When I was an undergraduate biology student, one of my favorite topics was the complement system in immunology. The complement cascade is an array of sequentially interacting proteins that serve a vital role in innate immune responses. The complement cascade can be activated via interactions with antibody-antigen complexes. Proteins involved in the complement cascade react with one another and with components of the target cell, marking pathogen cells for recognition by phagocytes or inducing cell membrane damage, leakage of contents, and cell lysis. The accompanying animation shows the formation of the membrane attack complex, which serves to punch a hole in the cell membrane, resulting in cell lysis and death.

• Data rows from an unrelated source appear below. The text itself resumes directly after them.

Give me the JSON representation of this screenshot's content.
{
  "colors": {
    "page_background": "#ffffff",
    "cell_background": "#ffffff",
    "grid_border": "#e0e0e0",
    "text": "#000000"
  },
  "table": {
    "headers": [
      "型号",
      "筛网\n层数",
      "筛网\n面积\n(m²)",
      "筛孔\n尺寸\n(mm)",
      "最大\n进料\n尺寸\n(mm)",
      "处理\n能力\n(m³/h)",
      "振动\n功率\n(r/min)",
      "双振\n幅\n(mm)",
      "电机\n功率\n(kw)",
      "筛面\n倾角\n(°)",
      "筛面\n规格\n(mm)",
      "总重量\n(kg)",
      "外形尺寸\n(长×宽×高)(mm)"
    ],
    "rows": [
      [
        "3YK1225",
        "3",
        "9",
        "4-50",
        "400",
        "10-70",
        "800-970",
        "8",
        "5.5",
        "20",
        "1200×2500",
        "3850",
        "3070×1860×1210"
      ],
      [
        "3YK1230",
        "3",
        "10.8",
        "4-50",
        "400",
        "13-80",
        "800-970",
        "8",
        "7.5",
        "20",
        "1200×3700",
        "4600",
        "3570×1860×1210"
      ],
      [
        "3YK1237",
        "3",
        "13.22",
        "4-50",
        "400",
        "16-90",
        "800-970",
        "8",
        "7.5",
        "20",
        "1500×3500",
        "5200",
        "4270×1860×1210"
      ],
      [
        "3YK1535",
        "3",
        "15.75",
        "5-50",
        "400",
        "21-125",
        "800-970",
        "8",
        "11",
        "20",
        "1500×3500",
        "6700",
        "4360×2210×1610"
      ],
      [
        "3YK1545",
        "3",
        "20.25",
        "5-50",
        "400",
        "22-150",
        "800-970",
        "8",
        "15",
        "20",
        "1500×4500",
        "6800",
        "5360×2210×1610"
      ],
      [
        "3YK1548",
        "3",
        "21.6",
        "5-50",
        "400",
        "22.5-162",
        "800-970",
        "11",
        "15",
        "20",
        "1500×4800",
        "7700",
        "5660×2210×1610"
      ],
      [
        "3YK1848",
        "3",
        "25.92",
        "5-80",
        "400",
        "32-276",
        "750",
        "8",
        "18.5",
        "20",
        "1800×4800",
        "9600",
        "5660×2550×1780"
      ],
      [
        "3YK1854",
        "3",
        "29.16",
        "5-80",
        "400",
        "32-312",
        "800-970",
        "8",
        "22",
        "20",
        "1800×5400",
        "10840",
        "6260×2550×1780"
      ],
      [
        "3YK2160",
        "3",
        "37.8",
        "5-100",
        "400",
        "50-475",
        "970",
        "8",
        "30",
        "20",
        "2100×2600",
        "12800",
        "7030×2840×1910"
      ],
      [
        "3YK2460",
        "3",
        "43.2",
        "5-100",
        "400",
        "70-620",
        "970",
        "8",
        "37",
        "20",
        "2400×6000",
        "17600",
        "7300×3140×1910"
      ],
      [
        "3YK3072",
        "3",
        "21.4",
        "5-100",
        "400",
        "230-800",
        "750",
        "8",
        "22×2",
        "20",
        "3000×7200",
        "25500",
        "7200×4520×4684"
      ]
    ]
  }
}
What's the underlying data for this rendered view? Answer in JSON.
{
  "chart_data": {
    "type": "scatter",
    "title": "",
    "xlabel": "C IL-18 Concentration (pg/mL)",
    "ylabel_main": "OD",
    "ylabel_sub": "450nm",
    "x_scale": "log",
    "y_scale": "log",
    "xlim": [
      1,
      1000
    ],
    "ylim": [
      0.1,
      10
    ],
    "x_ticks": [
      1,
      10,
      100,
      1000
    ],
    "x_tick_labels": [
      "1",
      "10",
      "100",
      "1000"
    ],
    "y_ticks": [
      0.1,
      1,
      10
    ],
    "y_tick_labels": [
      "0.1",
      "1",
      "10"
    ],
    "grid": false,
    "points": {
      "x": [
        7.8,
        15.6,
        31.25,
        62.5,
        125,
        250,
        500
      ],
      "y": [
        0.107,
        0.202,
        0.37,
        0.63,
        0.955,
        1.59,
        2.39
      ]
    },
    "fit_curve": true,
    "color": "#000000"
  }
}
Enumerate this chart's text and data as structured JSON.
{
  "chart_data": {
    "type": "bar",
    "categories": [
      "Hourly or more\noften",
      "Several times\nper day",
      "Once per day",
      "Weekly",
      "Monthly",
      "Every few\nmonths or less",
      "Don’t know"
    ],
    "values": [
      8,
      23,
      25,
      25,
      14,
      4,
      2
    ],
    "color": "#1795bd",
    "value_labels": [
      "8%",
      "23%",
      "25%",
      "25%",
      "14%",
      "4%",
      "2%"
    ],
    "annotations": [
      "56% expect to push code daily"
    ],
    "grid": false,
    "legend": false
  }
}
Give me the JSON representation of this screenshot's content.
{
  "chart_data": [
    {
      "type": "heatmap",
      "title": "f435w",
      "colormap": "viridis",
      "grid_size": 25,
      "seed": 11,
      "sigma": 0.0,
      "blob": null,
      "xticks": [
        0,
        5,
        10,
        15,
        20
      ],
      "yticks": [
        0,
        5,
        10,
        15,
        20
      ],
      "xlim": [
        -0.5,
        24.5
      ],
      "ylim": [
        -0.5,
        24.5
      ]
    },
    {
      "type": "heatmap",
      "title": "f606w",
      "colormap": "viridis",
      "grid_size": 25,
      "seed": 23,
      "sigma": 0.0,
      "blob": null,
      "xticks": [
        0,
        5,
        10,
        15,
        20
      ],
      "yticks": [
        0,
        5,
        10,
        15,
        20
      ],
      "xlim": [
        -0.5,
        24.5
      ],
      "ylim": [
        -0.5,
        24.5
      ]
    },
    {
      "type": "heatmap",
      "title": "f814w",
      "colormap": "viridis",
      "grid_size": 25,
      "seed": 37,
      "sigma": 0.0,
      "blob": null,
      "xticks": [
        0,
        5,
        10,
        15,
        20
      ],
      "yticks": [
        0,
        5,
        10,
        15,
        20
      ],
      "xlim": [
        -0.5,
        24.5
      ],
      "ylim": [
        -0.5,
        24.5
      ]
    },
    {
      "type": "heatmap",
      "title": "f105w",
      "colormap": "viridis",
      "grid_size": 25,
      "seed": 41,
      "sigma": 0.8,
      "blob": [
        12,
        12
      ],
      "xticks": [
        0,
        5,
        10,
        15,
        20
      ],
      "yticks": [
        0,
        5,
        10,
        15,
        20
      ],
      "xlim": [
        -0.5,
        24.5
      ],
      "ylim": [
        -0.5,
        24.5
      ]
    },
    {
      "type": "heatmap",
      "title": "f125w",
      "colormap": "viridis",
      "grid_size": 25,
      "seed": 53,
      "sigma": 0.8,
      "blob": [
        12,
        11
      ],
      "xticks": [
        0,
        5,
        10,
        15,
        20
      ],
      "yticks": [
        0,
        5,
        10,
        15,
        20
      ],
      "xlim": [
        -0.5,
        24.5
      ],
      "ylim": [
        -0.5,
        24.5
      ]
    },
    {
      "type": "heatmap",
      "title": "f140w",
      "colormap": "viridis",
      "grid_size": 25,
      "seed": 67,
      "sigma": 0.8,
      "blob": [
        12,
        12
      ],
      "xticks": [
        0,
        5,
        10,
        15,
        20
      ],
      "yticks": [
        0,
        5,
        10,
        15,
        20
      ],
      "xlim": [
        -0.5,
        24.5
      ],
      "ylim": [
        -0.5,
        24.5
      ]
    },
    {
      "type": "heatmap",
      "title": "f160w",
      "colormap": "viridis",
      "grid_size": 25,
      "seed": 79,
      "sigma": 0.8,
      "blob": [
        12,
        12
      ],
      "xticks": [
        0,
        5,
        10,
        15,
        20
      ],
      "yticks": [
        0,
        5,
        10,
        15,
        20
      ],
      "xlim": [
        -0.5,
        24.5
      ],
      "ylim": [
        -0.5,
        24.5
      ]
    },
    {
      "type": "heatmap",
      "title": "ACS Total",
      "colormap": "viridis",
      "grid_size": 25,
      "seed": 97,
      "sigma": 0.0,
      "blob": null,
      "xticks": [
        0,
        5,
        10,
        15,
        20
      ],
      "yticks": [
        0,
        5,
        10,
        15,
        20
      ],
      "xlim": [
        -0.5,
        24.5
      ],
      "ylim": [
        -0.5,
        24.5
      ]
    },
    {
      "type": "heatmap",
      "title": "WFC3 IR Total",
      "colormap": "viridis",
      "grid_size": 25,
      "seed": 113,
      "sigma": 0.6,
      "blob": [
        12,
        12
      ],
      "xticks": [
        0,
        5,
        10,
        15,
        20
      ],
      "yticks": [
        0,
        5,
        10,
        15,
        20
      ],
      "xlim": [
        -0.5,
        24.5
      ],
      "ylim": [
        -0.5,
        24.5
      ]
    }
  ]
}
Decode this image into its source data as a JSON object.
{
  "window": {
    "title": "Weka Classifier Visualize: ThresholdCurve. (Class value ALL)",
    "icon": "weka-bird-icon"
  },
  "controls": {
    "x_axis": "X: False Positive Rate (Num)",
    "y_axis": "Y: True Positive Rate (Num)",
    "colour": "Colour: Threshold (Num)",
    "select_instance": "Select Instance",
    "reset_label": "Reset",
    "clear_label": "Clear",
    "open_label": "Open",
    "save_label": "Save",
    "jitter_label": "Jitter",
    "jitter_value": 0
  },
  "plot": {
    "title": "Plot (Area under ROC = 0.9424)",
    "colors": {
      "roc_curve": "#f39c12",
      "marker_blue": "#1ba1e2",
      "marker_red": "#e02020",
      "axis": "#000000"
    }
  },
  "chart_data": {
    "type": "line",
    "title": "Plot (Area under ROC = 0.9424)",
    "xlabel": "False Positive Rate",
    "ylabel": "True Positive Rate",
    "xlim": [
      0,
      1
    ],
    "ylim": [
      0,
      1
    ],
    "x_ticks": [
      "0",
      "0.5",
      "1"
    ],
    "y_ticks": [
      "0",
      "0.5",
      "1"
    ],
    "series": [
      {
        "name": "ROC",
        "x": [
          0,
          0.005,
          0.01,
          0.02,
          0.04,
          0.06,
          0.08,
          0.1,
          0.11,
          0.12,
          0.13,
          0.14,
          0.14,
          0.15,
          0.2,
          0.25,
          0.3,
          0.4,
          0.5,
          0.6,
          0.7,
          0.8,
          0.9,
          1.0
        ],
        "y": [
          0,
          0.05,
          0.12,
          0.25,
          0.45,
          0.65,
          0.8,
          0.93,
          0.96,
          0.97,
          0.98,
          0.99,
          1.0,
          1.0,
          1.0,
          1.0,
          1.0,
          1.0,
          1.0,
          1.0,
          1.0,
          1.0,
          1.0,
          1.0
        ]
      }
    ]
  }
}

The complement cascade needs to be very finely regulated to prevent damage to self-cells by antibody-directed complement-mediated lysis. Further, the complement cascade needs to be controlled because degradation products of the complement proteins can diffuse (and thereby cause damage) to adjacent cells. The complement cascade is thus very tightly regulated by several circulating and membrane-bound proteins.
There are three major pathways of the complement system. These are the classical pathway, the alternative pathway and the lectin pathway. To give a sense of the complexity and engineering brilliance of the complement cascade, let me briefly describe the classical pathway.

The first stage is the initiation phase, and the classical pathway is triggered by antibody molecules bound to antigens. An enzyme called C1, found in blood serum, has an affinity for immunoglobulins. C1 is a molecular complex comprised of 6 molecules of C1q, 2 molecules of C1r, and 2 molecules of C1s (C1qr2s2). The constant regions of mu chains (IgM) possess a C1q binding site. Some gamma chains (IgG) also possess this binding site but IgG is much less efficient than IgM, and many molecules are needed to initiate the pathway (whereas only one molecule of IgM is required).

Since C1 can readily undergo autoactivation, it is ordinarily regulated by a C1-inhibitor protein (C1-In or C1 esterase). This inhibiting activity, however, is overcome upon binding of immunoglobulin molecules to C1q. Upon binding of activators to C1q, the C1r and C1s components of the C1 molecule are activated (C1r* and C1s*), and they are rendered catalytically active.
Two serum proteins, C4 and C2, are cleaved by C1s*. C4 is cleaved to form C4a and C4b. C4a has no further use and diffuses away, while C4b covalently binds to transmembrane glycoproteins. C2 is cleaved into C2a and C2b. C2a has no further use and diffuses away. C2b binds to C4b. By convention, the larger subcomponent is always designated “b” and the smaller subcomponent is designated “a.”

The complex that is formed by this association between C2b and C4b is responsible for catalyzing the cleavage of C3, and thus it is named the C3 convertase (C4b2a). C3 is cleaved into C3a and C3b. C3a diffuses into the plasma. When C3b joins the C3 convertase, it forms the C5 convertase (C4b2a3b). The C5 convertase subsequently cleaves protein C5 to form C5a and C5b. C5a diffuses into the plasma, but C5b is responsible for initiating the formation of the membrane attack complex (MAC). The membrane attack complex is assembled by C5, C6, C7, C8, and C9. As many as 18 C9 molecules form a tube that is inserted into the membrane, creating a transmembrane channel. Water osmotically enters the cell, causing it to burst.

There is much more detail that could be given, of course. And I haven’t even touched on how this cascade is regulated (which involves many other proteins). It is extremely difficult to envision how an ordered (and tightly regulated) cascade or pathway, such as complement, could have arisen in step-wise Darwinian manner. But these are precisely the types of systems that are created by intelligent agents. The more we learn about biology at a micro scale, the more clearly it manifests design.